In terms of flavor, Arabica coffee beans are considered to have the best flavor, and have been used in the boutique coffee consumption market since the emergence of the concept of boutique coffee. A subgenus of Arabica coffee, Ironpika Coffee, has high acidity and high cup test scores, and has excellent genes as the oldest coffee variety. And now in the boutique coffee market, Rosa coffee, which is known to all, conquers the taste buds of coffee customers with its fresh floral fragrance and comfortable acidity.

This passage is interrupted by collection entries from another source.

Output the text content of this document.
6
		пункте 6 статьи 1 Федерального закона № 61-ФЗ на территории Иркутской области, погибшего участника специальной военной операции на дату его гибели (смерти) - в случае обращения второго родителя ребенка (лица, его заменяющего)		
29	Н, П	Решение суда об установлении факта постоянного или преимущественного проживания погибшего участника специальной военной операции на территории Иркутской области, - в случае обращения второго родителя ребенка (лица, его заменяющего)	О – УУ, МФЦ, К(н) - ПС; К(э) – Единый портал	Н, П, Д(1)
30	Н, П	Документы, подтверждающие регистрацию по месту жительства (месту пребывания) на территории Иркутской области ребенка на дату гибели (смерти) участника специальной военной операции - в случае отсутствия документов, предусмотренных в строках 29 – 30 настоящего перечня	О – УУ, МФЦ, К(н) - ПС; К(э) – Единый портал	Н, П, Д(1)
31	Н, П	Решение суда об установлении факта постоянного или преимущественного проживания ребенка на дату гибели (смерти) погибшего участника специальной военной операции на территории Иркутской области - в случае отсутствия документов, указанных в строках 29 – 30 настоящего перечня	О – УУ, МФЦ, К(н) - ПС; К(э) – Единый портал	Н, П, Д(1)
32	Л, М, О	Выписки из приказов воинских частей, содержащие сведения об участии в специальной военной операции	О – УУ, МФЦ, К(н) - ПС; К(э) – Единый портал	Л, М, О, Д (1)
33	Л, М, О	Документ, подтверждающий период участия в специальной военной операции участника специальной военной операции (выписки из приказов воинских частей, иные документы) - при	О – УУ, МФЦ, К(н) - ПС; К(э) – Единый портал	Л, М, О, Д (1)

Robusta: strong sour taste and strong taste

Robusta is of African origin and accounts for 30% of the world's coffee production. The word Robusta means "tenacity". In fact, this kind of coffee tree is not only resistant to diseases and insect pests, but can survive in any soil, even in the wild. Therefore, it can also be planted in high-temperature areas, growing fast and easy to cultivate, and has the advantage of low price, which is mainly used to mix beans or make instant coffee as the main raw material. Some Robusta produced in India, Africa, Brazil and other places have a strong sour taste, high caffeine content and rich taste.

Compared with Arabica, robusta coffee contains higher levels of caffeine, amino acids and chlorogenic acid, which is the source of bitter taste, so robusta is born without the elegant aroma of Arabica beans. It is replaced by a fuller, lower taste, coffee oil will be richer, as well as walnut, peanut, hazelnut, wheat, grain and other flavors, and even a pungent local flavor. It also benefits from Robusta's rich caffeine, which is generally used as a raw material for instant coffee. In order to show the rich coffee fat, some Italian coffee blends will also add the right amount of Robusta coffee beans. Recently, there are also varieties of Arabusta, which mate with Arabica varieties and have better taste and aroma.

The appearance of Robusta is bulging oval, and raw beans are light brown or yellowish brown with grass green and yellow luster. Compared with Arabica varieties, the taste is more fragrant and lighter, with less sour taste and more bitter taste.

Liberica: thick and smoky aromas of nuts and dark chocolate.

And it's hard to accept because of the strong sense of smoke. Some people even describe it as liquid tobacco because it produces a thick smoky smell and smell similar to that of actual tobacco plants. Filipinos even call this coffee "Kape Barako", which can be understood as "strong man coffee".

Of the three coffee varieties, Liberica has the lowest caffeine content. Robusta has the highest content, with 2.26 grams of caffeine per 100 grams of beans. Arabica coffee is second only to 1.61 grams of caffeine per 100 grams of beans. Liberica contains only 1.23 grams of caffeine per 100 grams of beans. Liberica is also often used as a raw material for instant coffee, and in the Philippines, "Kape Barako" has become a must for breakfast coffee of the older generation. In Malaysia, Liberica coffee beans are made as a local specialty-white coffee.